Escucha este artículo
Audio generado con IA de Google
/
Obvio que, hace ya un año, viví una entre varias millones de alegrías repartidas en el mundo entero, al saber que el humo blanco vaticano celebraba a un argentino.
Hincha del Racing de Avellaneda, para añadirle almizcle al postre. Y a lo largo del año transcurrido desde entonces hasta acá, le he ido sumando tanto como restando a mis apuestas convencidas. Que es dueño de Renault 4. Que va a revisar a fondo las cuentas financieras de su encomienda, de la mano de prestigiosos expertos en esas alquimias. Que la reunión de cuaresma la hará modestamente y por fuera del entorno fastuoso que le impone su dignidad sobre la tierra. Que no se siente quien para juzgar la orientación sexual de las personas, feligreses o no.

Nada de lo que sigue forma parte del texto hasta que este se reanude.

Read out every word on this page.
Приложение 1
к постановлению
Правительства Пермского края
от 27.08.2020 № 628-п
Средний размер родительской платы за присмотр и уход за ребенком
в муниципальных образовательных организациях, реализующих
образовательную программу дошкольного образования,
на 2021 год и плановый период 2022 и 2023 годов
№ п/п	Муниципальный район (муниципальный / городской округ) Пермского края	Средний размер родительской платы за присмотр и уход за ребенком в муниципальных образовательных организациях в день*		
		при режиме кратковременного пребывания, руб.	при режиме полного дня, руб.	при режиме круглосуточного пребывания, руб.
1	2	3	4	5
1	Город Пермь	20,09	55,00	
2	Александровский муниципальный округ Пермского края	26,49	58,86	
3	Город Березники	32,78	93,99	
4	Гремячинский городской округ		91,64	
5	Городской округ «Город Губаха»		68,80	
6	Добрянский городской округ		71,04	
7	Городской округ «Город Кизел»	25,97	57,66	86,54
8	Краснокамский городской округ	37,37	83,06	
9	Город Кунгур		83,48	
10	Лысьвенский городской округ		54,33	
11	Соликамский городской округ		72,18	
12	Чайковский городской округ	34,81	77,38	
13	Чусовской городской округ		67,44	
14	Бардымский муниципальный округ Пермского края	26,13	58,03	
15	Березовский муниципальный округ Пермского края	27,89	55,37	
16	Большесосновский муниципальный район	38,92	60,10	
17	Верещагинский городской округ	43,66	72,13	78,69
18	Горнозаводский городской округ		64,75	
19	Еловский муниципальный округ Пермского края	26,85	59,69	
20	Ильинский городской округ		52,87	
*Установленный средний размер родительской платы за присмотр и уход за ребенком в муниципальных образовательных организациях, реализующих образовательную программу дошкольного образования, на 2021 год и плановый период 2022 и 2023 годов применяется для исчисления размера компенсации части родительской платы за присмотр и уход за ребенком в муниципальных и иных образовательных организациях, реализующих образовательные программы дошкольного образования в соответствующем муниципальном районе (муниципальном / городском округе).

Pero una resta sustancial si le tengo que marcar mientras se aclaran implicaciones y se despejan interrogantes. Se trata de su reciente exhortación, en muchas partes estupenda, titulada Evangelii Gaudium, que uno traduciría como la alegría de la evangelización, mas o menos. Después de abogar por la flexibilidad y la tolerancia en el primer capítulo, el Papa considera conveniente, antes de abordar las cuestiones fundamentales del sacerdocio, “recordar brevemente cuál es el contexto en el cual nos toca vivir y actuar”, aceptando, con una sincera modestia de entrada, que “No es función del Papa ofrecer un análisis detallado y completo sobre la realidad contemporánea”. Parte esencial de esa realidad es la exclusión social de los menos favorecidos, no ya la mera explotación, la cual, según la exhortación, proviene de algo que llama la “globalización de la indiferencia” basada en el “fetichismo del dinero”, patología que compara con la adoración del becerro de oro.
Critica sin pelos en la lengua, o en la pluma, a las minorías cuya riqueza crece exponencialmente asi como la “ideología que defienden la autonomía absoluta de los mercados”, la cual niega el derecho de control del Estado, al cual ve, contrario a la cruda visión del mercado y su ideología, como garante del bien común. Mas fuerte todavía, el Papa plantea que “este sistema” y la actitud que implica “esconde el rechazo de la ética y el rechazo de Dios”, ni mas ni menos. Luego remata citando a un sabio de la antigüedad, quien consideraba que “no compartir con los pobres es robarles (…) no son nuestros bienes que tenemos, sino suyos”.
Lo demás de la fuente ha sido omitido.